I missed being in the city where there were artists, galleries and events, the college, the teachers were amazing and are now friends. What kept me here was the river, I’m very connected to the river. I’m constantly inspired my First Nations communities, St Mary’s, Oromocto. It’s amazing to know that I can just cross the river and hear my language, hear my songs or talk to an elder who can share wonderful stories. My family at home are my biggest inspiration, but this feels like home too.

You work at ArtsNB as well. Can you tell me about your work there and why it is important to you?

I’m the Aboriginal Outreach Officer, I’ve been working there for two years. I do a lot of mentorship with the aboriginal artists here in the province. I share the opportunities that are available, to help them get out there and push themselves as artists. I’m there for support for them, if they have any questions, if I don’t have the answer then I’ll help them find it. Making a career in the arts isn’t easy and it’s important to have a mentor that you can go to. I also share about the importance of our art, I walk and breathe it. I share how important it is for our culture and our language. For us it’s survival.

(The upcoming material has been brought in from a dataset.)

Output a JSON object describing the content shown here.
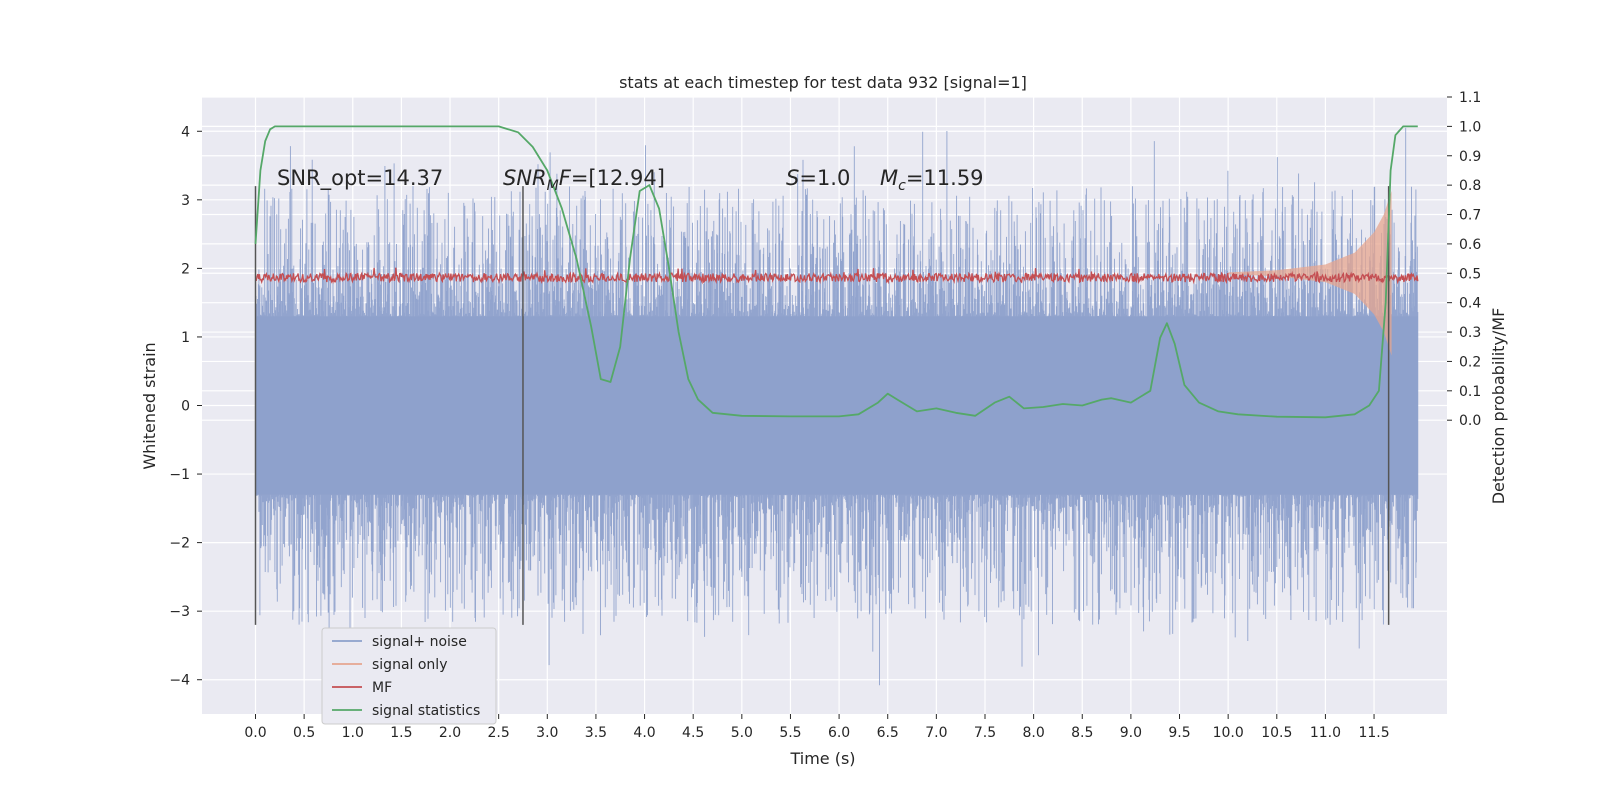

How does your work connect with your culture?

Art is a very spiritual thing, whether people say they’re spiritual or not, for us it is very spiritual. I like to share our stories with those who don’t know why we do what we do. I talk about the symbols, the animals and their meanings. With all these issues going on, No Fracking, etc. people ask me, Natalie, why don’t you protest? I protest every day. I paint about the trees, I paint about the water, about the bears and the eagles.I hope that our stories will invite people to come fight with us, come protect this land. Our fight is not just for us, it’s for everyone.

What are you most proud of?

Early on I realized that there was a lot of beautiful aboriginal work in people’s homes, but they weren’t our stories. They weren’t the Woolastook people, the Maliseet, Micmaq, Passamaquoddy family, they were Aboriginals from elsewhere like the West Coast or Navajo. So when I started painting, it was my goal to have a painting in every home in my community. Now, in most homes they’ll have a piece of my work, or a t-shirt or tattoo that I designed. I love it. It’s the most powerful thing. I’m also really proud that people recognize my work, they know it’s me without looking at the signature. It takes time to get there.

One thing that is really important is our language, Maliseet, Woolastook, it’s getting lost. I voice this a lot. People ask me why are you talking about this? Language is my identity. If I lose my language I lose my identity. When I hear my language that’s how I hear my stories. So I keep saying, help me save my language. We are going to lose the Maliseet language and we need help.